Knight adds that he often comes up against marketers who feel their brand has more influence than it actually does. “A brand may be powerful in its own arena but if you stick it on another product and the consumer or trade don’t see it as relevant then you are just another one of the many.”

diary
Diary entry: CNN launched a range of branded diaries after agreeing a deal with Letts

The licensorCNN

CNN made its first foray into the world of licensing when it launched a range of branded diaries and travel journals last month after it agreed a deal with Letts Publishing.

The Turner-owned channel launched a licensing division last March to publicise the brand outside its traditional channels. The brand is following the success of parent company Time Warner in this area. The owner of Turner has licensed properties such as the Harry Potter films, while The Cartoon Network, which is part of Turner, has seen money pouring in from its Ben 10 licensing agreements.

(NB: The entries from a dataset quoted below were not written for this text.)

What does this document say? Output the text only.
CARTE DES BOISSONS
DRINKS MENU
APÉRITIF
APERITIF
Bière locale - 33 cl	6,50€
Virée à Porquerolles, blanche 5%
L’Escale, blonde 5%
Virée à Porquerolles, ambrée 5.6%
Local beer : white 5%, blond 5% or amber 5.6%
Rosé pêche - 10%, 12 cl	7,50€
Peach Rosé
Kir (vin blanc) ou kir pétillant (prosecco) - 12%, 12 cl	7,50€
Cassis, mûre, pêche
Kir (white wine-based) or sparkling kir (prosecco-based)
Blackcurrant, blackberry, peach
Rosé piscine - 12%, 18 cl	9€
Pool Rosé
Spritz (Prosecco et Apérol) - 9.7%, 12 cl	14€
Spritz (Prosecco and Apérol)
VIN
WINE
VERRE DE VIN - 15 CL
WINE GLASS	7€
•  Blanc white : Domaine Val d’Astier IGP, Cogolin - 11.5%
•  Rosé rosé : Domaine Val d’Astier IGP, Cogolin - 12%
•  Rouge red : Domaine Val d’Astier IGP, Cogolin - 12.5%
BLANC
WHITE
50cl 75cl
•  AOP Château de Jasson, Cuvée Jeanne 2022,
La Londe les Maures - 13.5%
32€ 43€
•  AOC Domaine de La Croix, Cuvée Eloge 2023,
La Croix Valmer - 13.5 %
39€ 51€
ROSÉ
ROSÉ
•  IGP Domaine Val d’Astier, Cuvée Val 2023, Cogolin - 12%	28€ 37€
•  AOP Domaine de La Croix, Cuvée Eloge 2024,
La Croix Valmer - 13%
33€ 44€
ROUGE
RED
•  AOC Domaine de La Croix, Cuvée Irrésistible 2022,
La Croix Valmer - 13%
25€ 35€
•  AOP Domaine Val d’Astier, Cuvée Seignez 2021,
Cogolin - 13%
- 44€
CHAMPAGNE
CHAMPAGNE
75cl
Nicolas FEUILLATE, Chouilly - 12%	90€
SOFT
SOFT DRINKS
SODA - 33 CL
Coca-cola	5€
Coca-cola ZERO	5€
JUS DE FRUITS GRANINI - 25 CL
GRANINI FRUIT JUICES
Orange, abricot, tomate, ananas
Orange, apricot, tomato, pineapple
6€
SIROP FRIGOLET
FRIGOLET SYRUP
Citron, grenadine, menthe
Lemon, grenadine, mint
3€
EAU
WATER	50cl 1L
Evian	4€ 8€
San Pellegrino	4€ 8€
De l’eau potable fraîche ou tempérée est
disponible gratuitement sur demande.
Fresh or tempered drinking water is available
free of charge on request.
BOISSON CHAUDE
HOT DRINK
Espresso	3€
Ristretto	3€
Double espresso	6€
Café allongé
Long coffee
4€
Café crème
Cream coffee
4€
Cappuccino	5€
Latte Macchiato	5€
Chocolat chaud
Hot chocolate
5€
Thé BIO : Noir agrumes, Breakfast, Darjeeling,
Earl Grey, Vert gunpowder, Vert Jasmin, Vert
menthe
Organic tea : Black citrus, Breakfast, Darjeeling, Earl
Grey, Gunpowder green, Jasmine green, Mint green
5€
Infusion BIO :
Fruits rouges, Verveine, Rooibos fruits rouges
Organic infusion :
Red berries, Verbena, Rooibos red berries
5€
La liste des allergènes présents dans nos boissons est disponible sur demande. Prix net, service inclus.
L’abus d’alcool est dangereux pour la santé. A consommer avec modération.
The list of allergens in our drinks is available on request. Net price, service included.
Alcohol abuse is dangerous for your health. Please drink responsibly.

Extensive research was carried out before the deal with Letts was signed to ensure the products would match the brand’s values and would appeal to CNN viewers.

Alan Fenwick, vice-president EMEA for consumer goods division Turner Enterprises, says the most important point about licensing the brand is to find the right partner. “You have to enter into this sort of partnership with care because you are entrusting your brand to be executed by somebody else.”

And finding the right partner has clear benefits. “We are both in this to generate exposure for our brands and to make money,” says Fenwick. He adds that marketers must also be realistic about what their brand can stretch to.

“You need to know your brand inside out and backwards and look at that first touchpoint with licensing and make sure it is logical and won’t damage your business in any way.”